Extension for passing ordinary and special resolution
Its Circular dated 15 June 2020, the MCA stated that companies are allowed to conduct their extraordinary general meetings through video conferencing/other audio visual means or transact items via postal ballot in accordance with the framework provided in General Circular No 14/2020 dated 8 April 2020 and General Circular No 17/2020 dated 13 April 2020, until 30 September 2020.
Scheme for relaxation of time for filing forms related to creation or modification of charges under Companies Act 2013
In its Circular dated 17 June 2020, the MCA introduced the ‘scheme for relaxation of time for filing forms related to creation or modification of charges under Companies Act, 2013’. The scheme shall be applicable in respect of Form No CHG-1 and Form No CHG-9, by a company or charge holder, where the date of creation/modification of charge: (a) is before 1 March 2020, but the timeline for filing such form had not expired under Section 77 of the Act as on 1 March 2020; (b) or falls on any date between 1 March and 30 September 2020 (inclusive).
Pursuant to the said scheme, for the situations falling under (a) above, the period beginning from 1 March 2020 and ending on 30 September 2020 shall not be reckoned for the purposes of counting the number of days. For the situations falling under (b), the period beginning from the date of creation/modification of charge until 30 September 2020 shall not be reckoned for the purposes of counting the number of days.
Corporate social responsibility
The MCA’s Companies (Corporate Social Responsibility Policy) Amendment Rules, 2020 inserted a proviso to Rule 2(1)(e) which provides that any company engaged in research and development activity of new vaccine, drugs and medical devices in their normal course of business may undertake research and development activity of new vaccine, drugs and medical devices related to Covid-19 for financial years 2020–2021, 2021–2022 and 2022–2023.

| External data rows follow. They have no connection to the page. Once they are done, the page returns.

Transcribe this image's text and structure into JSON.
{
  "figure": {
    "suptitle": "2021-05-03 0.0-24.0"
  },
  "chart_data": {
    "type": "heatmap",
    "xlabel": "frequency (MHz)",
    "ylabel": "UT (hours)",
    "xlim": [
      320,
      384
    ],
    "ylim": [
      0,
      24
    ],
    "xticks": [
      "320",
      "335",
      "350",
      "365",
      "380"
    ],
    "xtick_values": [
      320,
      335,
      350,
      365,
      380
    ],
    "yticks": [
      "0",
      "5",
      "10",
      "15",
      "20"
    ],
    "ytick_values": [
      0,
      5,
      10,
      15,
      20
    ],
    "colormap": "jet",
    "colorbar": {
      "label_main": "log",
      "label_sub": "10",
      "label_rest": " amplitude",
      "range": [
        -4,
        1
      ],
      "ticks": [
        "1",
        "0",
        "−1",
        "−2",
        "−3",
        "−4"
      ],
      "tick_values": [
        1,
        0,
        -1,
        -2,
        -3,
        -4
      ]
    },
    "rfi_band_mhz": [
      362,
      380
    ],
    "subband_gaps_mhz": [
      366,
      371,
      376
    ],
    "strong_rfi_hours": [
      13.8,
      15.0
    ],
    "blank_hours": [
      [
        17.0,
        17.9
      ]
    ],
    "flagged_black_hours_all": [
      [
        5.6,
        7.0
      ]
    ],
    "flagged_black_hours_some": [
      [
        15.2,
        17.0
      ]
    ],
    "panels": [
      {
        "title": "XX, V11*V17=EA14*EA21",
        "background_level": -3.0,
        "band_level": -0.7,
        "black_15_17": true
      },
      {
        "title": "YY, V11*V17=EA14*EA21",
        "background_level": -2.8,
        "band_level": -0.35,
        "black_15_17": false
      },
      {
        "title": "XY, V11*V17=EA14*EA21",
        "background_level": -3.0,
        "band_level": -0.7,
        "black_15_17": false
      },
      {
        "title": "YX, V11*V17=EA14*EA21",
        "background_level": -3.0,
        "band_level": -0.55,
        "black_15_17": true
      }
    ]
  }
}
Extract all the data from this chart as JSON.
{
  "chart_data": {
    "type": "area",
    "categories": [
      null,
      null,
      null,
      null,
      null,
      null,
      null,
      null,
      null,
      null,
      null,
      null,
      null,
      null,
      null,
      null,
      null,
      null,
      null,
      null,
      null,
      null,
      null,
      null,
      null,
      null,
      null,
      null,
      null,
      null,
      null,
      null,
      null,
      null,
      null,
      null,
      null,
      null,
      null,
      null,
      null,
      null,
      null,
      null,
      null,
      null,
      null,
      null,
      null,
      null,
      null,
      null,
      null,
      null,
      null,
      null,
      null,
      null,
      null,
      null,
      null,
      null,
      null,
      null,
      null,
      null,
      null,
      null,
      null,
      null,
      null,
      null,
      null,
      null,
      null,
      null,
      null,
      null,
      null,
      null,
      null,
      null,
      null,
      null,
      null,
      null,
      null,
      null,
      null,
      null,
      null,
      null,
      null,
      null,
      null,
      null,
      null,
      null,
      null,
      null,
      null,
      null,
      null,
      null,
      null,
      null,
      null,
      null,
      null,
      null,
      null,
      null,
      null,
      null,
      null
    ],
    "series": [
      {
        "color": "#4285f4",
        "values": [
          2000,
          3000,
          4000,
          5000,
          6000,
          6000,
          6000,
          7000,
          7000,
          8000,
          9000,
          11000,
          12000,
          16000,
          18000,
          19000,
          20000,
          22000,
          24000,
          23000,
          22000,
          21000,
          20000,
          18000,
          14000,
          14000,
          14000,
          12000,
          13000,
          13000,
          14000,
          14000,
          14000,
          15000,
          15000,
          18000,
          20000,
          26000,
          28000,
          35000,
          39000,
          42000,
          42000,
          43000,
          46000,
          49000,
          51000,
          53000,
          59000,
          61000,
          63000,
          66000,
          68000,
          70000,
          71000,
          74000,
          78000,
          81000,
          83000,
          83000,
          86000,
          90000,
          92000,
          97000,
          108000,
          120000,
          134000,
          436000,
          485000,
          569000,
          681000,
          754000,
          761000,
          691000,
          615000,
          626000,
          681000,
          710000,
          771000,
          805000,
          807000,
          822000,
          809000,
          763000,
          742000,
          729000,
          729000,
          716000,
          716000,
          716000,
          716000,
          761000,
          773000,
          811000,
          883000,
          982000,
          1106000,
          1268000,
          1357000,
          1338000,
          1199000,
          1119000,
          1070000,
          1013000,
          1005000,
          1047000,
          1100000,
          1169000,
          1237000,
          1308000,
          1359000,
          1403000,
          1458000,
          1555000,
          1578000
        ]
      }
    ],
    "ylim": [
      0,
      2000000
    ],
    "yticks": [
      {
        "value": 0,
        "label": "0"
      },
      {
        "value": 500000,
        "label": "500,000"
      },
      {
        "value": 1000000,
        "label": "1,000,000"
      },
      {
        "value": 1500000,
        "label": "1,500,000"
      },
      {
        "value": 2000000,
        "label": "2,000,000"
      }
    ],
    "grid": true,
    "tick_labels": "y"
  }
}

This is subject to the conditions that: such research and development activities shall be carried out in collaboration with any of the institutes or organisations mentioned in item (ix) of Schedule VII to the Act; and details of such activity shall be disclosed separately in the annual report on CSR included in the board’s report.
Conclusion
As discussed, the MCA has amended, relaxed and extended various provisions of the Act, so as to facilitate and enable company management to comply with the Act’s provisions in these unprecedented and difficult times. Furthermore, such proactive steps taken fby the MCA have proved beneficial to investors as well as companies. While the MCA has introduced the conduct of board as well as AGMs through electronic communications, it would be safe to assume that conducting meetings via such methods will become the new norm.